Proper diagnosis of nutrient deficiency should utilize (or consider) most of the following tools:
- Soil test. Are any obvious shortages evident? Other soil test parameters such as texture, pH and electrical conductivity may also provide clues in the diagnosis.
- Fertilizer history. In past years, what rates and source products have been applied on that field? Include crop yields and consider whether rates have been adequate to match removal.
- Tissue test. Do not use this alone. A tissue test may show that the plant is deficient in phosphorus or calcium, for example, but heavy rains and saturated soils may have stopped nutrient uptake. The nutrients may be in the soil at adequate rates, but the plant simply can’t access them. So even if the tissue test shows deficiency, a rescue application of these products will not help. Plants may recover on their own when soils dry out again.
- Herbicide history. Is there any chance of carryover from products applied one or two years ago? In dry conditions or very wet conditions, herbicides can take longer than expected to break down to safe recropping levels for canola. Sprayer tank contamination is another cause of symptoms related to herbicides. Look for patterns that would indicate herbicide applications or more randomness that might indicate nutrient deficiencies.
- Environment. Cold, wet, hot and dry can all stress canola plants, creating symptoms that may look like nutrient deficiencies due to restricted root growth or limited access to soil nutrients. If neighbors have similar symptoms, the cause is probably environmental — frost, excess moisture, etc.
- History of the land. Recently broken forage land is likely to be depleted in a lot of nutrients.
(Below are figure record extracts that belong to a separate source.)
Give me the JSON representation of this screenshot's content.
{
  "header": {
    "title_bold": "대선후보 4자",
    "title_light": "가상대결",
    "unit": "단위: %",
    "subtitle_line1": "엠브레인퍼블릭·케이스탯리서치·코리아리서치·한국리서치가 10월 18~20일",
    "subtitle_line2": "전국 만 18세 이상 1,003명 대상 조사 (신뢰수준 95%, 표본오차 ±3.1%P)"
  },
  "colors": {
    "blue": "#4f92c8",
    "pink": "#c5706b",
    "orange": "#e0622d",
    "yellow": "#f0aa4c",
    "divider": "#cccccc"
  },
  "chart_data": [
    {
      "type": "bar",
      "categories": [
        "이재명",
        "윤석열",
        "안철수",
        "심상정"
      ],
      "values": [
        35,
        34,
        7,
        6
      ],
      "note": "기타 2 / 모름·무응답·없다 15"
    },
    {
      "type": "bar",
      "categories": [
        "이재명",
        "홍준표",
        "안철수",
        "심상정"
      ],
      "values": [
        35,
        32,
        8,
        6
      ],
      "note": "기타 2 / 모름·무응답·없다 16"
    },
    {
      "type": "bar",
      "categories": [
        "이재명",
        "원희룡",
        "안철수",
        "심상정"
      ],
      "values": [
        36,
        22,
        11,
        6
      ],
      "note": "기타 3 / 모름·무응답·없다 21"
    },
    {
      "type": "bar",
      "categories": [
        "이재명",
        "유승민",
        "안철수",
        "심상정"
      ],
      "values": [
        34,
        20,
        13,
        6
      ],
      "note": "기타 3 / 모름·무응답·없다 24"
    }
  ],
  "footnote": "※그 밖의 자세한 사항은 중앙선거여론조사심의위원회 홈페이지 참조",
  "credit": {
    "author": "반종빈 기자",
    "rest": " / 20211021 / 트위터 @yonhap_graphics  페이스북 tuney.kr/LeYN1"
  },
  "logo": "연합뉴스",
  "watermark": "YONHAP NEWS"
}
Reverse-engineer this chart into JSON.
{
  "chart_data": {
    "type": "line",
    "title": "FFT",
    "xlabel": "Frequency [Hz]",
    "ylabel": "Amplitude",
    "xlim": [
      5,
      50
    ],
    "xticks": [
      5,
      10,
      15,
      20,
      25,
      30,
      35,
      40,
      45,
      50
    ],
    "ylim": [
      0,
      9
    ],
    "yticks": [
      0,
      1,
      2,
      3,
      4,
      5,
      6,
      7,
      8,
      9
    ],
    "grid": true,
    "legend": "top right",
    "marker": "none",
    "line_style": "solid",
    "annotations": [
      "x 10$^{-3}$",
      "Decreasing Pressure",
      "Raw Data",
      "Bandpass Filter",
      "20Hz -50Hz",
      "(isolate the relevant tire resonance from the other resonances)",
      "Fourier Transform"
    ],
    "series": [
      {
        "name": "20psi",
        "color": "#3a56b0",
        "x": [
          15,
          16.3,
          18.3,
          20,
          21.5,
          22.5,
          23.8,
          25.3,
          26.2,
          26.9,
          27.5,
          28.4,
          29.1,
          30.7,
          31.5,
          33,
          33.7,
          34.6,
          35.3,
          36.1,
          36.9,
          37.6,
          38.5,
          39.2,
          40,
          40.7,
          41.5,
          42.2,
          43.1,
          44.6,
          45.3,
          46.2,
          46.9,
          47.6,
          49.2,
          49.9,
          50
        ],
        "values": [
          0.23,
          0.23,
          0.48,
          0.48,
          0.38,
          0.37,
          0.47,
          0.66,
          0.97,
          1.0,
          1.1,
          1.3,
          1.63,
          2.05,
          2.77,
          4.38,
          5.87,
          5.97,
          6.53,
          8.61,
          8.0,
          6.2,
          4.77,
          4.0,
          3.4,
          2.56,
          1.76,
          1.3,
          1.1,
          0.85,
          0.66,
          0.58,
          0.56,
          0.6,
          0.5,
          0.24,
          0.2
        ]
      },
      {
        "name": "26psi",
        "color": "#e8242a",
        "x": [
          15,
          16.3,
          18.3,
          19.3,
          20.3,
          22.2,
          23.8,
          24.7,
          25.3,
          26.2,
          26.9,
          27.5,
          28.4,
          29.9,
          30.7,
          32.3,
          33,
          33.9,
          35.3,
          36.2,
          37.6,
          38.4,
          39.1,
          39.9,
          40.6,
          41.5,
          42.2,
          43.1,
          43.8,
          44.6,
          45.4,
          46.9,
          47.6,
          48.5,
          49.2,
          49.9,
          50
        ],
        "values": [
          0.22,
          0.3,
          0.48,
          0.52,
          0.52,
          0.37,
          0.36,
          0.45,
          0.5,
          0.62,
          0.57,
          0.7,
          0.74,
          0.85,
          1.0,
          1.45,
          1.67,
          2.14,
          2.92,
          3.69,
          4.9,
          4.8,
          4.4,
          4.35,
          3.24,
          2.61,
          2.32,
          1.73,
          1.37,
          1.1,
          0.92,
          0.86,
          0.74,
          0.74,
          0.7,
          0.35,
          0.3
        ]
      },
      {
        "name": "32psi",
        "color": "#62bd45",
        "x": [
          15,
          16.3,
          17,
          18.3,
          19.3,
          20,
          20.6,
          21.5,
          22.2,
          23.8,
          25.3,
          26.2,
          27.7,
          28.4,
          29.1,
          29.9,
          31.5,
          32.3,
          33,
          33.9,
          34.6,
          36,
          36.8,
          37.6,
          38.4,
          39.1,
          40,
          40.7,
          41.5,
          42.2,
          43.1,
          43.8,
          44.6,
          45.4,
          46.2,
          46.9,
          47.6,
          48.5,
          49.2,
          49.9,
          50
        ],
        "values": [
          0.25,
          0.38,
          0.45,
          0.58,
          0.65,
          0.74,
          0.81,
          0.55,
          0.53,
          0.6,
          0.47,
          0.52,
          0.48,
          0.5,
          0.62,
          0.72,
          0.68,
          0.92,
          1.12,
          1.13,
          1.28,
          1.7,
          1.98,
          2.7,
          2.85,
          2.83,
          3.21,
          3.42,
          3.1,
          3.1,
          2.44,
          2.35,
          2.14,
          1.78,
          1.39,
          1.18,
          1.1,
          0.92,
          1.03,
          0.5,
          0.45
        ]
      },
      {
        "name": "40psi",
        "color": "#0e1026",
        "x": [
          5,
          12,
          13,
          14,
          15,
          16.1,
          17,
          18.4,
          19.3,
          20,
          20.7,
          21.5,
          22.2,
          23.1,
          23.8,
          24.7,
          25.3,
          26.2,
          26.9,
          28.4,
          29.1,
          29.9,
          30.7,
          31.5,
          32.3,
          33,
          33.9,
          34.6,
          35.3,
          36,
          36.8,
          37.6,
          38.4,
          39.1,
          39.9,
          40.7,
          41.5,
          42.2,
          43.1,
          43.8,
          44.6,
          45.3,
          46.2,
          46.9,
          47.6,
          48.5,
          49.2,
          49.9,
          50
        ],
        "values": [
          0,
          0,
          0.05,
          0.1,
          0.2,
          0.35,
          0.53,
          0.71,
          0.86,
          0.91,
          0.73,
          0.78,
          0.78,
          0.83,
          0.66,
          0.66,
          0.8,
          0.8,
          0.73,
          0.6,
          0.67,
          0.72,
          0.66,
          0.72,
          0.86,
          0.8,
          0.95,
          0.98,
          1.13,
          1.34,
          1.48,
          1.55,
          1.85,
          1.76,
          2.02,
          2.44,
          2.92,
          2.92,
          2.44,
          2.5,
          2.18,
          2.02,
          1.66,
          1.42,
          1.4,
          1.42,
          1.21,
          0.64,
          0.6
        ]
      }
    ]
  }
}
Canola seeded into a field that was in long-term alfalfa, for example, is one case where you may see severe crop stunting and delayed maturity as a result of phosphorus deficiency. Otherwise it is rare to see severe phosphorus deficiency in canola, but it can occur with high yields and tight rotations that will start to mine the soil of its reserves.
- Look at other fields for similar symptoms. When diagnosing for a specific nutrient, target the crop that tends to be most sensitive to that nutrient. If your farm is depleted of copper for example, this deficiency is likely to show up in wheat before any other crop.
Using optical sensors (e.g. Greenseeker) is another method to measure and correct nitrogen deficiencies in a field. These optical sensors estimate crop biomass, yield potential and crop nitrogen requirements. The sensors can be attached to a nitrogen applicator and provide continuous and instantaneous readings for variable rate applications.